Relatedly, does anyone know if there's a public list of sites that don't work (properly or at all) in Firefox somewhere? A quick (non-Google) web search doesn't seem to turn one up. If I was working at Mozilla, that would be the kind of database I might be interested in making a public resource. And I don't mean as part of the Bug Tracker, though links between the two for legitimate problems could be useful, I guess.
Something with a very basic interface that has an offending site name, how it doesn't work, perhaps why, and what, if anything, Mozilla can do about it. In short simple sentences. One per offending site in 16pt text. And a search feature for when it runs to the hundreds.
It could be something like: [favicon/logo] example.com - Outright states that it will not support Firefox. Mozilla cannot do anything about this. Complain to Example Inc. [favicon/logo] example.net - interface is buggy in Firefox. Site misuses web standards in a way incompatible with Firefox's renderer. We are looking into this. [favicon/logo] example.org - interface does not load. Site uses non-standard Google-only CSS properties. We are looking into this, but you could also contact The Example Organisation to ask them to review their CSS. etc.

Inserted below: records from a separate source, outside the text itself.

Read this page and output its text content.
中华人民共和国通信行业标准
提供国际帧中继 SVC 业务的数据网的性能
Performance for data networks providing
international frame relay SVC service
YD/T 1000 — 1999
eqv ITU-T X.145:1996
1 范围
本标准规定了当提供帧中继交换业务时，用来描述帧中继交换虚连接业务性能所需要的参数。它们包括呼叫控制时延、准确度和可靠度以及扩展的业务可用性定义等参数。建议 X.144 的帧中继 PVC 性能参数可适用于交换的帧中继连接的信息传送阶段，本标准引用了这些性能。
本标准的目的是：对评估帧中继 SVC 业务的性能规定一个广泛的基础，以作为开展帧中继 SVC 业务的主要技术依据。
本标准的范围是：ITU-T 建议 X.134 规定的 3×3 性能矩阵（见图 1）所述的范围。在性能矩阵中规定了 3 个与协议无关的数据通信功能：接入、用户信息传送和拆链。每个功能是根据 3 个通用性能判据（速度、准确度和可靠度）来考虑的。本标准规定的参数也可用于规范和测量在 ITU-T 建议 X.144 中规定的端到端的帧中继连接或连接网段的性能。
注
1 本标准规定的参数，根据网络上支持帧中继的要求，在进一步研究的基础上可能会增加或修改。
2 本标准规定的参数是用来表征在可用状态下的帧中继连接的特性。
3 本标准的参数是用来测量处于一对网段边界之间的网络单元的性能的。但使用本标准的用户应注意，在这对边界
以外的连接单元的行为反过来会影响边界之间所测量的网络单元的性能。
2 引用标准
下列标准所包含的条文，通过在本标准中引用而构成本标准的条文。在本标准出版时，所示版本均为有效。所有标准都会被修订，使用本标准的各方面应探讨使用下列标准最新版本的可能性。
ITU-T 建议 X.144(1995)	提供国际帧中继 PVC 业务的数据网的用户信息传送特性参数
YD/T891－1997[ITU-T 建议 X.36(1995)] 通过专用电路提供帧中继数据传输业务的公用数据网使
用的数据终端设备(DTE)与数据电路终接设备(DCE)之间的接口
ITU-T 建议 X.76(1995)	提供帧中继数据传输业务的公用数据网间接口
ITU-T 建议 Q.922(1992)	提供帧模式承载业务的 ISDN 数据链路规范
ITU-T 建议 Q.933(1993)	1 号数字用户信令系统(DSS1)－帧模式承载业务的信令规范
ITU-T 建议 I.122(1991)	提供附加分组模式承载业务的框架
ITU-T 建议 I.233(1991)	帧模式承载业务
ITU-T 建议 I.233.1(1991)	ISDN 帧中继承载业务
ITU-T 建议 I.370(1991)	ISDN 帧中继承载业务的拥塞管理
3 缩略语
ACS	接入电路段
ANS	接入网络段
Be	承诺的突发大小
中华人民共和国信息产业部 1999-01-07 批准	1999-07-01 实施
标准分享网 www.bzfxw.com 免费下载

I've not had any problems with the handful of sites I use, at least not outside of something caused by browser security or add-ons which I eventually figured out how to fix.
That said, I've probably forgotten a handful I just straight up refused to visit again when they didn't work and now they're not in my regular rotation any more, so I don't notice.
Conversely, no browser but Firefox supports ad blocking (and other) addons on Android.
Brave, Vivaldi, Samsung Internet all support ad-blocking on Android, as far as I remember.
But it is not addon support
I tried out Firefox on my phone a year or two ago. I had a number of issues, including accessing secure pages for work. I have little doubt that it wasn't Firefox at fault so much as it was narrow testing by website developers, but the end result was problems for me regardless of who was at fault, so I switched back to Chrome.
I have Brave alongside my Librewolf installation because of Chromecast. Yes, II know, crazy to have Google shit in your house but it just works and I at least have TechnitiumDNS.
I've always preferred to choose from the options offered by my Distro's repository. I might not install that -exact- version (prefer to install where I can easily back things up).
I can't speak to Brave, but a lot of us have been burned by Firefox before.
And the minority that still uses FF is constantly reminded that Brave is a flaming dumpsterfire that pretends to be not on fire. Sure, FF occasionally did questionable things. Brave does them all the time.